8- Sur la remise des documents de fin de contrat rectifiés':
Il convient d’ordonner à la société [3] de remettre à M. [R] ses documents de fin de contrat rectifiés selon les termes de la présente décision, dans le mois de la signification de l’arrêt et à défaut sous astreinte globale de 10 euros par jour de retard pendant une durée de six mois.
9- Sur les frais irrépétibles et les dépens':
La décision attaquée sera également infirmée en ce qu’elle a statué sur les frais irrépétibles et les dépens de première instance, sauf en ce qu’elle a rejeté la demande de la société [3] présentée sur le fondement de l’article 700 du code de procédure civile.
En application de ces dispositions, il y a lieu d’allouer à M. [R] la somme de 2.000 euros au titre des frais irrépétibles qu’il a dû exposer depuis l’introduction de la procédure prud’homale.

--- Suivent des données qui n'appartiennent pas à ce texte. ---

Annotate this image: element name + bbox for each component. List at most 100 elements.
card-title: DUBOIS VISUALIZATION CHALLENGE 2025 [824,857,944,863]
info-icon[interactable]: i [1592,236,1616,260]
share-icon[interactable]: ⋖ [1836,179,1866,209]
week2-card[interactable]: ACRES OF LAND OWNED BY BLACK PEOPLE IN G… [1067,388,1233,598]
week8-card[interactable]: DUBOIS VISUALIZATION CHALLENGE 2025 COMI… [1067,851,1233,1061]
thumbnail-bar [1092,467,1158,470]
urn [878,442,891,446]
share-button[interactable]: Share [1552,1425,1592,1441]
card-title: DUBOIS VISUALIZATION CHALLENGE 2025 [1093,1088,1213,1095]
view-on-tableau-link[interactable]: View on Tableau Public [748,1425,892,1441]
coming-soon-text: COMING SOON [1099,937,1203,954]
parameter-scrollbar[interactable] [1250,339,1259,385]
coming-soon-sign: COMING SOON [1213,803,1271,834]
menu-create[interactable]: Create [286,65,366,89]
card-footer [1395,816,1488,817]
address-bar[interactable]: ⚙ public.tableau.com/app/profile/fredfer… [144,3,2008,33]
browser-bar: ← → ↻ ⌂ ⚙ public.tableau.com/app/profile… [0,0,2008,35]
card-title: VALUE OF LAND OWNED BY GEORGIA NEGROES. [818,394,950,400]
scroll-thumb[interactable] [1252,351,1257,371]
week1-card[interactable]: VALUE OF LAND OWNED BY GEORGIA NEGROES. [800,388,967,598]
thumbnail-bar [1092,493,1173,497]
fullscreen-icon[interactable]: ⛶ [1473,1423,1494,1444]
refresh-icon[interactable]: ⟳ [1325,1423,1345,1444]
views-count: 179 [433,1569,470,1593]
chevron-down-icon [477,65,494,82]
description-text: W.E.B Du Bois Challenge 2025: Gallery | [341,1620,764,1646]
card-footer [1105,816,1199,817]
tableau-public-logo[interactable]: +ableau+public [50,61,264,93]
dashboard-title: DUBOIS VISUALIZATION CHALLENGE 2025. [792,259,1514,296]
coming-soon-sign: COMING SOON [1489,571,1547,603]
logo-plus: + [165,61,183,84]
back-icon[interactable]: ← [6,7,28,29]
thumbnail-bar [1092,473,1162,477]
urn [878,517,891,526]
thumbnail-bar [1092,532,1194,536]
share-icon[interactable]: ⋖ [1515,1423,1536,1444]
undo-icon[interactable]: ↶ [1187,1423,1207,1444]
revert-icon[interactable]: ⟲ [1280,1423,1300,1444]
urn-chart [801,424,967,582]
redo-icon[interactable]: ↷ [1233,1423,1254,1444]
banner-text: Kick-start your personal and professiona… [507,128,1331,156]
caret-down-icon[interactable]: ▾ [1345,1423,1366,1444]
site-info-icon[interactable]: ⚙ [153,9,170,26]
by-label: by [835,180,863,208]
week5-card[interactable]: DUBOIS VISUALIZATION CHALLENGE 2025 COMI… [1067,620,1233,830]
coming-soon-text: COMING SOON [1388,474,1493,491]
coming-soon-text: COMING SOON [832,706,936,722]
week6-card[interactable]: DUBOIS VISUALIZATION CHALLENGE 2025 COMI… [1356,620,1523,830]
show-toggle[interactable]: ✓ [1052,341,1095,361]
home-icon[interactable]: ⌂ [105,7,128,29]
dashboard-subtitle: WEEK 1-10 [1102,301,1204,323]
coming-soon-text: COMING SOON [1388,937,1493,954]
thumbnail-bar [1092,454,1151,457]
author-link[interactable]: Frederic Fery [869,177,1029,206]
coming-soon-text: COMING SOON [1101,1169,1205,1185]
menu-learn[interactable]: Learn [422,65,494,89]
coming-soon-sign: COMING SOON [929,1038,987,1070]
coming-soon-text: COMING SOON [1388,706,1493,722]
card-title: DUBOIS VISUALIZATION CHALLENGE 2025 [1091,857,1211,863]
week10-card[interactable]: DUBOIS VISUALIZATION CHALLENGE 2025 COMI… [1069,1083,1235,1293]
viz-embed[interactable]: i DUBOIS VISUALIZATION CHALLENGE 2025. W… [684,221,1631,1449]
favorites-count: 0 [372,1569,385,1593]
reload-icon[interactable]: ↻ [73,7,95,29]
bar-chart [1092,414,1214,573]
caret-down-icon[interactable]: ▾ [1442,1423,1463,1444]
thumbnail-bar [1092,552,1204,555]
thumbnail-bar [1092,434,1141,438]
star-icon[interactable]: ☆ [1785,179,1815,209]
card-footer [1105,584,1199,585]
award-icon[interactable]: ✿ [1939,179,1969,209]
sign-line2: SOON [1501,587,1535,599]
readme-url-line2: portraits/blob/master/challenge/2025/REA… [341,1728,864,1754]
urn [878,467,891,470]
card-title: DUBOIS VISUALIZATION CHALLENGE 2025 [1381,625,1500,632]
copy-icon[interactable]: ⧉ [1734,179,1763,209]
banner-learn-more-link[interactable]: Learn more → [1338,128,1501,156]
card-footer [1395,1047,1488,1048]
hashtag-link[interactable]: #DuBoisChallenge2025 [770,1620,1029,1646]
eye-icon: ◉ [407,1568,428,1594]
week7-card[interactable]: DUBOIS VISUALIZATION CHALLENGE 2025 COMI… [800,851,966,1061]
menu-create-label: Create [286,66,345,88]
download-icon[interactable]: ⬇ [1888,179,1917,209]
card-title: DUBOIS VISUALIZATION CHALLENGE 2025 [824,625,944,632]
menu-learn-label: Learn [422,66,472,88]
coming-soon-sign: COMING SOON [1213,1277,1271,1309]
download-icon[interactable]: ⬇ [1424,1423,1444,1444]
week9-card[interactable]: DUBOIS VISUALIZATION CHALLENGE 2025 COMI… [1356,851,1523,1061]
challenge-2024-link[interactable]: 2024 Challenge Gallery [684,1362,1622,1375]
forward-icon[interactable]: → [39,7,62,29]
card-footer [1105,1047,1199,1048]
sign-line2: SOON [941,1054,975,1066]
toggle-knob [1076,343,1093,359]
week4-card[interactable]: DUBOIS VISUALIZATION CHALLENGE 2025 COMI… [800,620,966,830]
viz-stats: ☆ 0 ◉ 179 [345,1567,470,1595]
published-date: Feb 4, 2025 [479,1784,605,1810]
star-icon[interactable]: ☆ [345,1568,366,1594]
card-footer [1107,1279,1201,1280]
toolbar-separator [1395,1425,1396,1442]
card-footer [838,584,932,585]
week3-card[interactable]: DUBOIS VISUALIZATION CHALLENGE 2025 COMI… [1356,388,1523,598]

Partie perdante, la société [3] n’obtiendra aucune indemnité sur ce fondement et supportera les entiers dépens exposés devant les juridictions du fond.
PAR CES MOTIFS,
La cour, statuant sur renvoi après cassation, dans la limite de sa saisine, par arrêt contradictoire mis à disposition au greffe,
Déclare irrecevables les demandes de M. [V] [R] tendant au paiement des sommes de 3.571,70 euros au titre des retenues indues sur salaires, 1.122,40 euros au titre des rappels IGD repas et paniers, 1.440 euros au titre des rappels IGD calendaires, 17.279,81 euros à titre de rappel d’heures supplémentaires et 11.980,75 euros au titre de la contrepartie obligatoire en repos';
Infirme le jugement entrepris en toutes ses dispositions soumises à la cour de renvoi, sauf en ce qu’il a débouté M. [R] de sa demande en paiement d’une indemnité forfaitaire pour travail dissimulé et rejeté la demande de la société [3] présentée sur le fondement de l’article 700 du code de procédure civile';
Statuant à nouveau des chefs infirmés et y ajoutant,
Prononce la résiliation judiciaire du contrat de travail de M. [V] [R] aux torts de l’employeur, avec effet au 5 mai 2026, et dit qu’elle produit les effets d’un licenciement sans cause réelle et sérieuse';
Condamne la société [2] ([3]), société de droit italien, prise en sa succursale française sise [Adresse 3], à payer à M. [V] [R] les sommes suivantes':
— 5.014,19 euros au titre du reliquat dû sur majorations pour heures de nuit
— 2.445 euros au titre des indemnités de petits déplacements de nuit
— 4.579,64 euros à titre d’indemnité compensatrice de préavis
— 7.441,91 euros à titre d’indemnité légale de licenciement
— 6.869,46 euros à titre d’indemnité pour licenciement sans cause réelle et sérieuse
— 3.000 euros à titre de dommages-intérêts pour exécution fautive du contrat de travail';
Déboute M. [V] [R] du surplus de ses demandes à ces titres';
Ordonne à la société [2] ([3]), société de droit italien, prise en sa succursale française sise [Adresse 3], de remettre à M. [V] [R] ses documents de fin de contrat rectifiés selon les termes de la présente décision, dans le mois de la signification de l’arrêt et à défaut sous astreinte globale de 10 euros par jour de retard pendant une durée de six mois';
Déboute la société [2] ([3]), société de droit italien, prise en sa succursale française sise [Adresse 3], de l’ensemble de ses demandes contraires';
Condamne la société [2] ([3]), société de droit italien, prise en sa succursale française sise [Adresse 3], à payer à M. [V] [R] la somme de 2.000 euros sur le fondement de l’article 700 du code de procédure civile et la déboute de sa demande présentée sur ce fondement';
Condamne la société [2] ([3]), société de droit italien, prise en sa succursale française sise [Adresse 3], aux entiers dépens exposés devant les juridictions du fond.
Ledit arrêt a été prononcé par mise à disposition au greffe le cinq mai deux mille vingt-six et signé par M. Christophe ESTEVE, président de chambre, et Mme Fabienne ARNOUX, cadre greffier.